Graft-Versus-Host Disease (GVHD) • GVHD is caused by the reaction of grafted mature T cells in the marrow inoculum with alloantigens of the host. • Acute GVHD is characterized by epithelial cell death in the skin, liver and gastrointestinal tract. It is manifested clinically by rash, jaundice, diarrhea, and gastrointestinal hemorrhage. When the epithelial cell death is extensive, the skin or lining of the gut may slough off. In this circumstance, acute GVHD may be fatal. • Chronic GVHD is characterized by fibrosis and atrophy of one or more of the same organs, without evidence of acute cell death. Chronic GVHD may also involve the lungs and produce obliteration of small airways. When it is severe, chronic GVHD leads to complete dysfunction of the affected organ.
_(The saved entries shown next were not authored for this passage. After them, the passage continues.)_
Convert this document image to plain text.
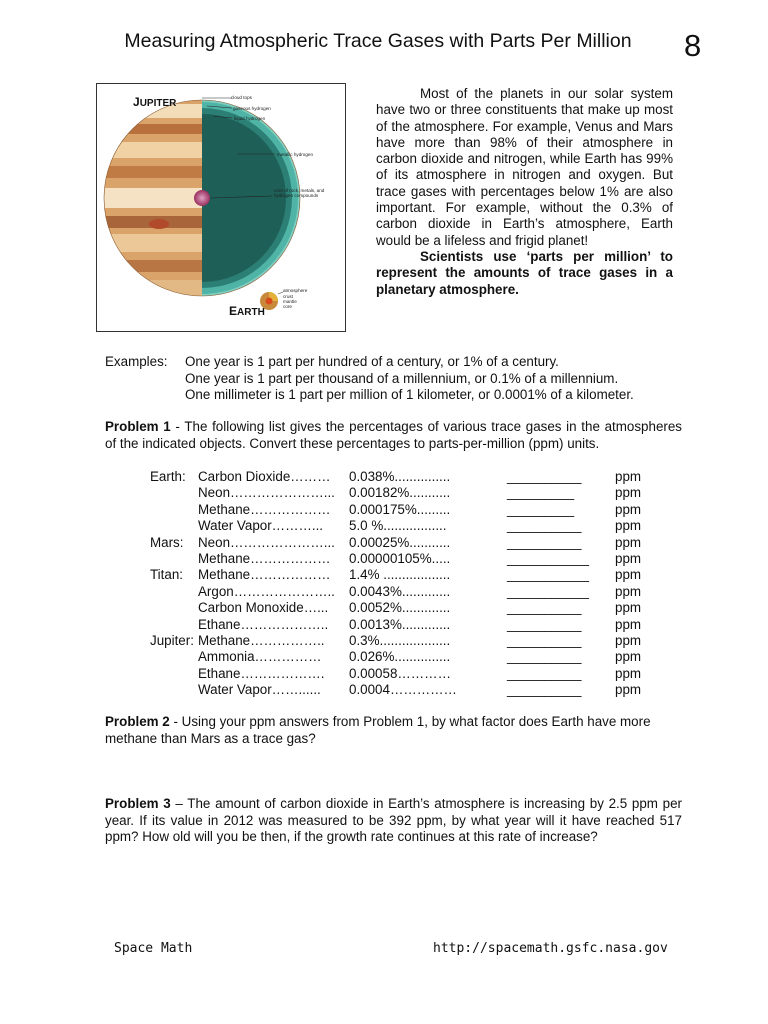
Measuring Atmospheric Trace Gases with Parts Per Million	8
JUPITER
EARTH
cloud tops
gaseous hydrogen
liquid hydrogen
metallic hydrogen
core of rock, metals, and hydrogen compounds
atmosphere
crust
mantle
core

Most of the planets in our solar system have two or three constituents that make up most of the atmosphere. For example, Venus and Mars have more than 98% of their atmosphere in carbon dioxide and nitrogen, while Earth has 99% of its atmosphere in nitrogen and oxygen. But trace gases with percentages below 1% are also important. For example, without the 0.3% of carbon dioxide in Earth’s atmosphere, Earth would be a lifeless and frigid planet!

Scientists use ‘parts per million’ to represent the amounts of trace gases in a planetary atmosphere.

Examples: One year is 1 part per hundred of a century, or 1% of a century.
One year is 1 part per thousand of a millennium, or 0.1% of a millennium.
One millimeter is 1 part per million of 1 kilometer, or 0.0001% of a kilometer.
Problem 1 - The following list gives the percentages of various trace gases in the atmospheres of the indicated objects. Convert these percentages to parts-per-million (ppm) units.
Earth: Carbon Dioxide……… 0.038%...............	__________	ppm
Neon…………………... 0.00182%...........	_________	ppm
Methane……………… 0.000175%.........	_________	ppm
Water Vapor………... 5.0 %.................	__________	ppm
Mars: Neon…………………... 0.00025%...........	__________	ppm
Methane……………… 0.00000105%.....	___________ ppm
Titan: Methane……………… 1.4% ..................	___________ ppm
Argon………………….. 0.0043%.............	___________ ppm
Carbon Monoxide…... 0.0052%.............	__________	ppm
Ethane……………….. 0.0013%.............	__________	ppm
Jupiter: Methane…………….. 0.3%...................	__________	ppm
Ammonia…………… 0.026%...............	__________	ppm
Ethane………………. 0.00058…………	__________	ppm
Water Vapor……...... 0.0004……………	__________	ppm
Problem 2 - Using your ppm answers from Problem 1, by what factor does Earth have more methane than Mars as a trace gas?
Problem 3 – The amount of carbon dioxide in Earth’s atmosphere is increasing by 2.5 ppm per year. If its value in 2012 was measured to be 392 ppm, by what year will it have reached 517 ppm? How old will you be then, if the growth rate continues at this rate of increase?
Space Math	http://spacemath.gsfc.nasa.gov
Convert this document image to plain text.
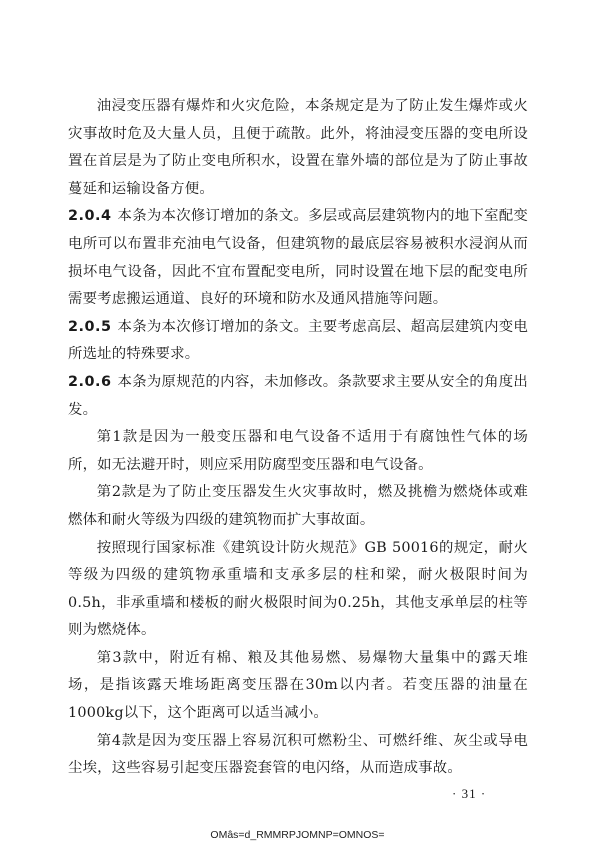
油浸变压器有爆炸和火灾危险，本条规定是为了防止发生爆炸或火灾事故时危及大量人员，且便于疏散。此外，将油浸变压器的变电所设置在首层是为了防止变电所积水，设置在靠外墙的部位是为了防止事故蔓延和运输设备方便。

2.0.4 本条为本次修订增加的条文。多层或高层建筑物内的地下室配变电所可以布置非充油电气设备，但建筑物的最底层容易被积水浸润从而损坏电气设备，因此不宜布置配变电所，同时设置在地下层的配变电所需要考虑搬运通道、良好的环境和防水及通风措施等问题。

2.0.5 本条为本次修订增加的条文。主要考虑高层、超高层建筑内变电所选址的特殊要求。

2.0.6 本条为原规范的内容，未加修改。条款要求主要从安全的角度出发。

第1款是因为一般变压器和电气设备不适用于有腐蚀性气体的场所，如无法避开时，则应采用防腐型变压器和电气设备。

第2款是为了防止变压器发生火灾事故时，燃及挑檐为燃烧体或难燃体和耐火等级为四级的建筑物而扩大事故面。

按照现行国家标准《建筑设计防火规范》GB 50016的规定，耐火等级为四级的建筑物承重墙和支承多层的柱和梁，耐火极限时间为0.5h，非承重墙和楼板的耐火极限时间为0.25h，其他支承单层的柱等则为燃烧体。

第3款中，附近有棉、粮及其他易燃、易爆物大量集中的露天堆场，是指该露天堆场距离变压器在30m以内者。若变压器的油量在1000kg以下，这个距离可以适当减小。

第4款是因为变压器上容易沉积可燃粉尘、可燃纤维、灰尘或导电尘埃，这些容易引起变压器瓷套管的电闪络，从而造成事故。

· 31 ·
OMâs=d_RMMRPJOMNP=OMNOS=
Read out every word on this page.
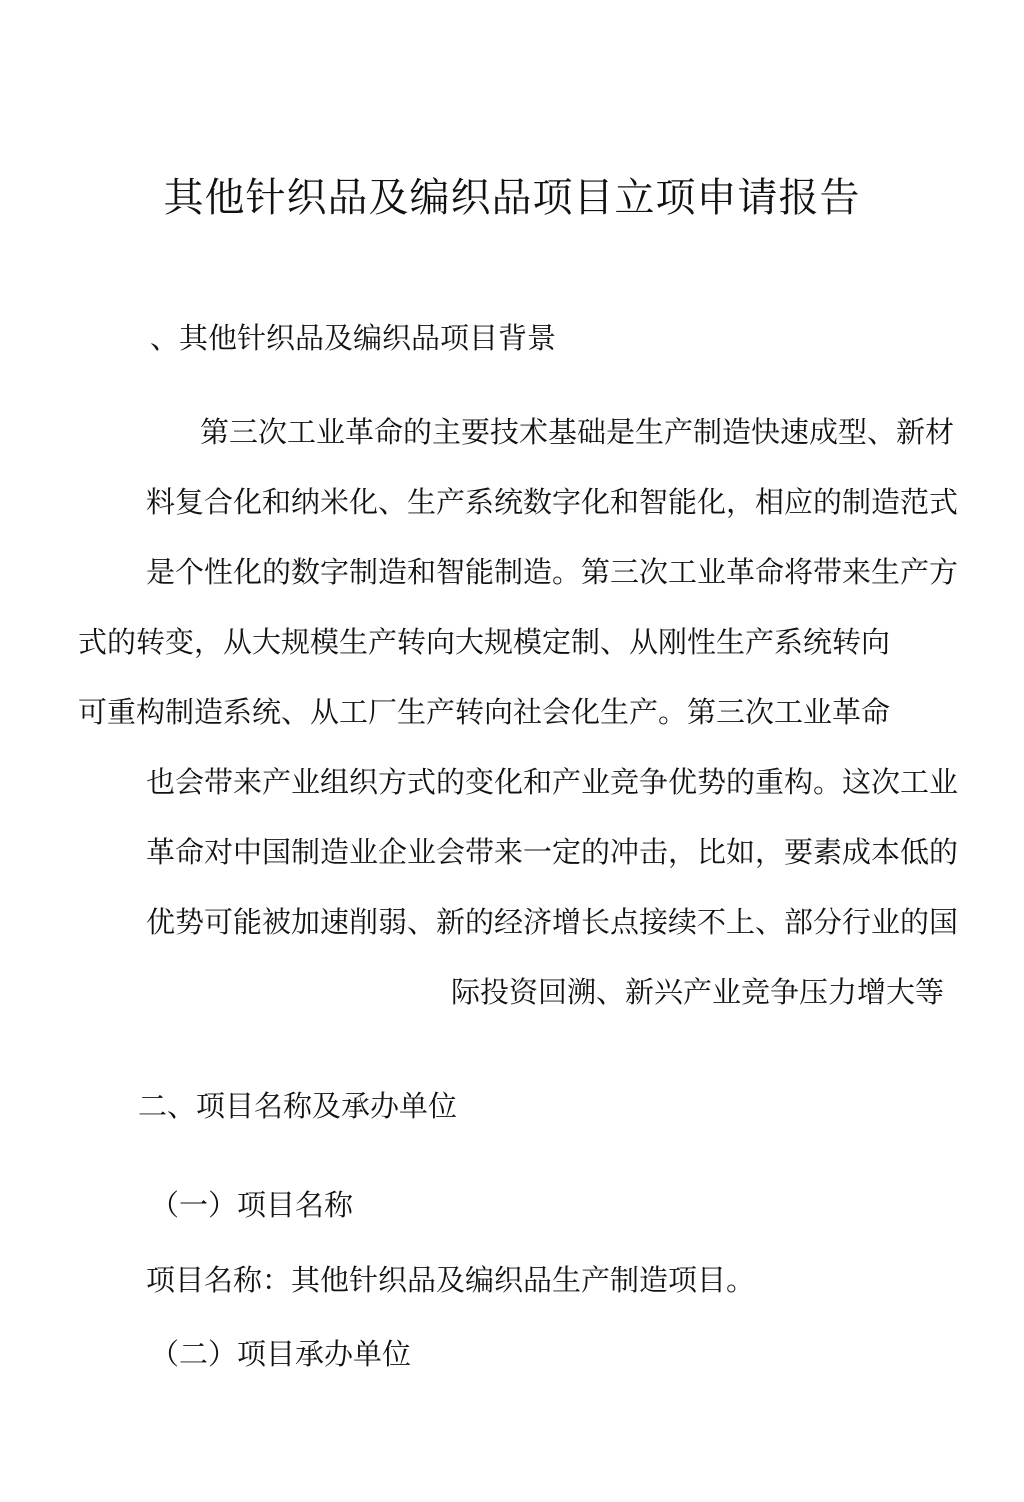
其他针织品及编织品项目立项申请报告
、其他针织品及编织品项目背景
第三次工业革命的主要技术基础是生产制造快速成型、新材
料复合化和纳米化、生产系统数字化和智能化，相应的制造范式
是个性化的数字制造和智能制造。第三次工业革命将带来生产方
式的转变，从大规模生产转向大规模定制、从刚性生产系统转向
可重构制造系统、从工厂生产转向社会化生产。第三次工业革命
也会带来产业组织方式的变化和产业竞争优势的重构。这次工业
革命对中国制造业企业会带来一定的冲击，比如，要素成本低的
优势可能被加速削弱、新的经济增长点接续不上、部分行业的国
际投资回溯、新兴产业竞争压力增大等
二、项目名称及承办单位
（一）项目名称
项目名称：其他针织品及编织品生产制造项目。
（二）项目承办单位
Immunodeficiency After Bone Marrow Transplantation • Radiation therapy and chemotherapy used to prepare recipients for transplantation are likely to deplete the patient’s memory cells and longlived plasma cells, • Recipients are susceptible to viral infections, especially cytomegalovirus infection, and to many bacterial and fungal infections • They are also susceptible to Epstein-Barr virus–provoked B cell lymphomas • Recipients commonly receive prophylactic antibiotics and anticytomegalovirus therapy and are often actively immunized against capsular bacteria such as pneumococcus before transplantation.